Re: [PATCH] fuse: enable larger read buffers for readdir.

From: Jaco Kroon
Date: Wed Jul 26 2023 - 14:40:25 EST


Hi,

On 2023/07/26 19:23, Antonio SJ Musumeci wrote:
On 7/26/23 10:45, Bernd Schubert wrote:
On 7/26/23 17:26, Jaco Kroon wrote:
Hi,

On 2023/07/26 15:53, Bernd Schubert wrote:
On 7/26/23 12:59, Jaco Kroon wrote:
Signed-off-by: Jaco Kroon <jaco@xxxxxxxxx>
---
  fs/fuse/Kconfig   | 16 ++++++++++++++++
  fs/fuse/readdir.c | 42 ++++++++++++++++++++++++------------------
  2 files changed, 40 insertions(+), 18 deletions(-)

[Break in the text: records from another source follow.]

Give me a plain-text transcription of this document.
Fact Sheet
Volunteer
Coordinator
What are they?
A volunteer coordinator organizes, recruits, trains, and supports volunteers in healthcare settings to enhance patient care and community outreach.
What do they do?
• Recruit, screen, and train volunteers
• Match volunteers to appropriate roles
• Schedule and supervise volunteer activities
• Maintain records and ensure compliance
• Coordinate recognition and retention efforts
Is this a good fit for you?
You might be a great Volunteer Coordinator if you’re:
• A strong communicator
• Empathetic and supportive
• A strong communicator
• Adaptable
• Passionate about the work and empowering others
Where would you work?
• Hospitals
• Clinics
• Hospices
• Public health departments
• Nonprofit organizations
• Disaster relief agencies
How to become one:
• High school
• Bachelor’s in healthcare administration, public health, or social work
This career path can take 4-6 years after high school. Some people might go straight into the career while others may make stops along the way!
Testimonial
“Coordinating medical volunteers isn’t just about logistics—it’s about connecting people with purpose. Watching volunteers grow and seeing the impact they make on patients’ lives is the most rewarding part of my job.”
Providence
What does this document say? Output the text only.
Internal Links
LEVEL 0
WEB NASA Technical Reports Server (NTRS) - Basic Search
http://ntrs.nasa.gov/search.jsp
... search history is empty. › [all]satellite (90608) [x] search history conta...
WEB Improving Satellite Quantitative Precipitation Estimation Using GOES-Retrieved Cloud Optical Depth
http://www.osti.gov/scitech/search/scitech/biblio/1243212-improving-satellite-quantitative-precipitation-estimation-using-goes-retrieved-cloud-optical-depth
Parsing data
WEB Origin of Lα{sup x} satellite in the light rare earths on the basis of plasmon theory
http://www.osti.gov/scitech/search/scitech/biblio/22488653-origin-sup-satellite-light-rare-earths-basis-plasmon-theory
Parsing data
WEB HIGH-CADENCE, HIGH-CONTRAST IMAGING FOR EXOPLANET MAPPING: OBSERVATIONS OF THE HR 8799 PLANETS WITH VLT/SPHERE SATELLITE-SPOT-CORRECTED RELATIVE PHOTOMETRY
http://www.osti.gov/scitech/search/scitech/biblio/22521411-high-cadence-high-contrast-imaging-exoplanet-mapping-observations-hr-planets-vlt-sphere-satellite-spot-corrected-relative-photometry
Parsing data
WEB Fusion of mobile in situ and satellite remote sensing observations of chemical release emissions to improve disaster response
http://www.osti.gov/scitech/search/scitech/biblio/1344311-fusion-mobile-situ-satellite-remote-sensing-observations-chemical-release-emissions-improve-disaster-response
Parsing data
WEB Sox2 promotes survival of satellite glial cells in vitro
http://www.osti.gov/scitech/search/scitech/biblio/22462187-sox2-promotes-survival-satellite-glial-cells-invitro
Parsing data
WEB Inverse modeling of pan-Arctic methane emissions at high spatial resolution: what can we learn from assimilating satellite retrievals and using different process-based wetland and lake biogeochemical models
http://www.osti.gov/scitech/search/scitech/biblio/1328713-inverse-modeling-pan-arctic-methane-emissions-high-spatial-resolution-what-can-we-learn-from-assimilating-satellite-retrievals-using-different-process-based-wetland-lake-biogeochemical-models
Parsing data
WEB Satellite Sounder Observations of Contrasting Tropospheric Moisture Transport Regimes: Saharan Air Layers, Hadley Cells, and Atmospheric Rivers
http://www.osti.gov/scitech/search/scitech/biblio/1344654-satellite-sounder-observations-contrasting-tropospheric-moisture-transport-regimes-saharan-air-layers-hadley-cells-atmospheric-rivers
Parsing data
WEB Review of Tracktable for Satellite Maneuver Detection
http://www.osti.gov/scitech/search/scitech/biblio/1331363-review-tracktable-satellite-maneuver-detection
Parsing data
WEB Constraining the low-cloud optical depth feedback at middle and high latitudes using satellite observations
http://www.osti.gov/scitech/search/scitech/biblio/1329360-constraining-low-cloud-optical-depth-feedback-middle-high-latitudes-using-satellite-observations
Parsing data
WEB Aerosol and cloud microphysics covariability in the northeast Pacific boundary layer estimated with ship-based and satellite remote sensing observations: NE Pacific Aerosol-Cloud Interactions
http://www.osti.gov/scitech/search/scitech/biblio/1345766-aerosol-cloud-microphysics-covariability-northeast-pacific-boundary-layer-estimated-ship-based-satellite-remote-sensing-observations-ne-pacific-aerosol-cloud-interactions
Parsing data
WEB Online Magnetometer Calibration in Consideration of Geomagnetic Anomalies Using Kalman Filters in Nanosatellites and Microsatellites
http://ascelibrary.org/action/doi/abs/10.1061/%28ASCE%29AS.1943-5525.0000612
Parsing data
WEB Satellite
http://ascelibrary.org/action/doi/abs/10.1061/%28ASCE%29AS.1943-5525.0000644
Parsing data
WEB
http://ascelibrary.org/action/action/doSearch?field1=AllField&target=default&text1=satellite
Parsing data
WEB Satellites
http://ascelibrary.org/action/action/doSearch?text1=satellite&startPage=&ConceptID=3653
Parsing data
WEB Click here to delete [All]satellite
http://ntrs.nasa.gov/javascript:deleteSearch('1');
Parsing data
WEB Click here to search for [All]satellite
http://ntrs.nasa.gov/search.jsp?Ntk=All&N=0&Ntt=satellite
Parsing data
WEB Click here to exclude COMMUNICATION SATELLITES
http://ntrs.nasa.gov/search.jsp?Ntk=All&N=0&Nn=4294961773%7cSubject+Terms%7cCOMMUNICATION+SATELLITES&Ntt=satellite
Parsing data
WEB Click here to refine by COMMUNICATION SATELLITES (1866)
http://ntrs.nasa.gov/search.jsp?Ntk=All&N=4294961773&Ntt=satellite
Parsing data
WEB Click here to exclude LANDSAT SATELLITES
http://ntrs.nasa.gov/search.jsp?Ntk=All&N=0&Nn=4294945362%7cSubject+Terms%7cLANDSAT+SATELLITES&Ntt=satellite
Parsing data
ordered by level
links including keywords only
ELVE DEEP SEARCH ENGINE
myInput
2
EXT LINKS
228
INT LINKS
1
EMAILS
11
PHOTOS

diff --git a/fs/fuse/Kconfig b/fs/fuse/Kconfig
index 038ed0b9aaa5..0783f9ee5cd3 100644
--- a/fs/fuse/Kconfig
+++ b/fs/fuse/Kconfig
@@ -18,6 +18,22 @@ config FUSE_FS
        If you want to develop a userspace FS, or if you want to use
        a filesystem based on FUSE, answer Y or M.
  +config FUSE_READDIR_ORDER
+    int
+    range 0 5
+    default 5
+    help
+        readdir performance varies greatly depending on the size of
the read.
+        Larger buffers results in larger reads, thus fewer reads and
higher
+        performance in return.
+
+        You may want to reduce this value on seriously constrained
memory
+        systems where 128KiB (assuming 4KiB pages) cache pages is
not ideal.
+
+        This value reprents the order of the number of pages to
allocate (ie,
+        the shift value).  A value of 0 is thus 1 page (4KiB) where
5 is 32
+        pages (128KiB).
+
I like the idea of a larger readdir size, but shouldn't that be a
server/daemon/library decision which size to use, instead of kernel
compile time? So should be part of FUSE_INIT negotiation?
Yes sure, but there still needs to be a default.  And one page at a time
doesn't cut it.
With FUSE_INIT userspace would make that decision, based on what kernel
fuse suggests? process_init_reply() already handles other limits - I
don't see why readdir max has to be compile time option. Maybe a module
option to set the limit?

Thanks,
Bernd
I had similar question / comment. This seems to me to be more
appropriately handed by the server via FUSE_INIT.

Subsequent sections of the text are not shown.